The third change I made was to master the art of refueling, and setting boundaries. As a kid, my dad would wake me up at 5am nearly everyday to study. I am an early riser who will work hard throughout the day until I pass out (basically). I did that on repeat for years until my body shut down. It forced me to learn balance, how to slow the depletion of my tank, and how to refuel through intentional activities. I tried many things, such as meditation, journaling, exercise, outside walks, and time with friends. I would find the assortment of activities that worked for me at that time. But it shifts, and changes. Now, I skydive.. And it is the most meditative thing that I do. Yes, yes I know what you’re thinking. “How is jumping out of a plane meditative?!? Please explain!” Well, skydiving is a perspective setting activity where my focus is not shared with anything else. It is the relaxing, mental health reset that I need every other week. On the boundaries side, I became very intentional about managing the space around me–my emotional space, my personal space. I don’t engage with people who engender negative energy. I don’t engage with people who disrupt my spirit. And I don’t absorb the task of proving anything to anybody. It is no one’s job to protect my peace but my own; when I made that a priority, I sat in a much greater state of mental prosperity. Some folks take that as standoffish–or mean–but I am unapologetic about preserving my peace and centering my joy. After all, I don’t owe anyone anything. I am kind, I am respectful–and beyond that, I will engage more if I feel the interaction is a net positive for my spirit.

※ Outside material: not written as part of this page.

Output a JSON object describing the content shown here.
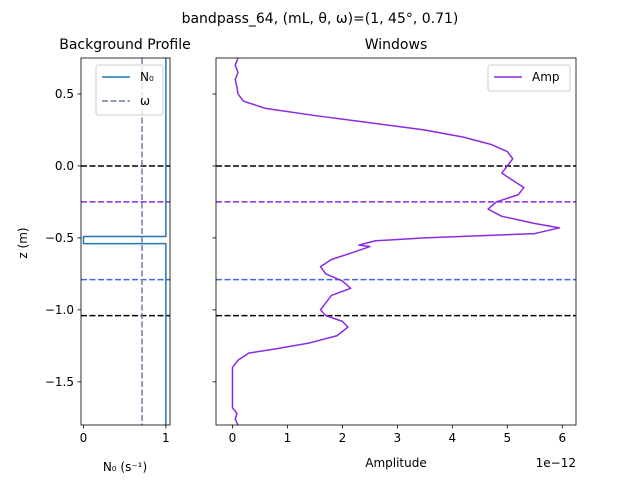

Lastly, I’ve completely changed my relationship with technology. I don’t sleep with my phone near me. I don’t get on my phone within an hour of waking up. I don’t scroll Instagram or TikTok. Like when you start a new healthy diet, my mind just felt more clear and free. I refuse to allow my phone (or technology) to be the center of my life. That’s not living, that’s existing–and my life is too valuable to just exist.
In today’s America,
- 3 in 5 teenage girls feel “persistently sad, lonely or hopeless” (CDC)
- Half of U.S. adults reported experiencing measurable levels of loneliness (U.S. Department of Health and Human Services)
- Suicides (adult and teens) reached an all time high in 2022 (CDC)
What’s going to save us is intentionality. I define intentionality as using the potential of our minds and power of our actions to live a life rooted in joy; I believe the more we sharpen that tool in our toolkit, the more joy we’ll unlock joy in our lives. My vision for the Day of Intentionality–launching on September 20, 2023–is to elevate the conversations around how we center our joy, and remind us that we have the power to do so. There is always going to be more that we can do and achieve; there is always going to be another distraction, or reason that we can feel bad about where we are in life. But a little intentionality can go a long way as it pertains to living a life where we feel happy (again).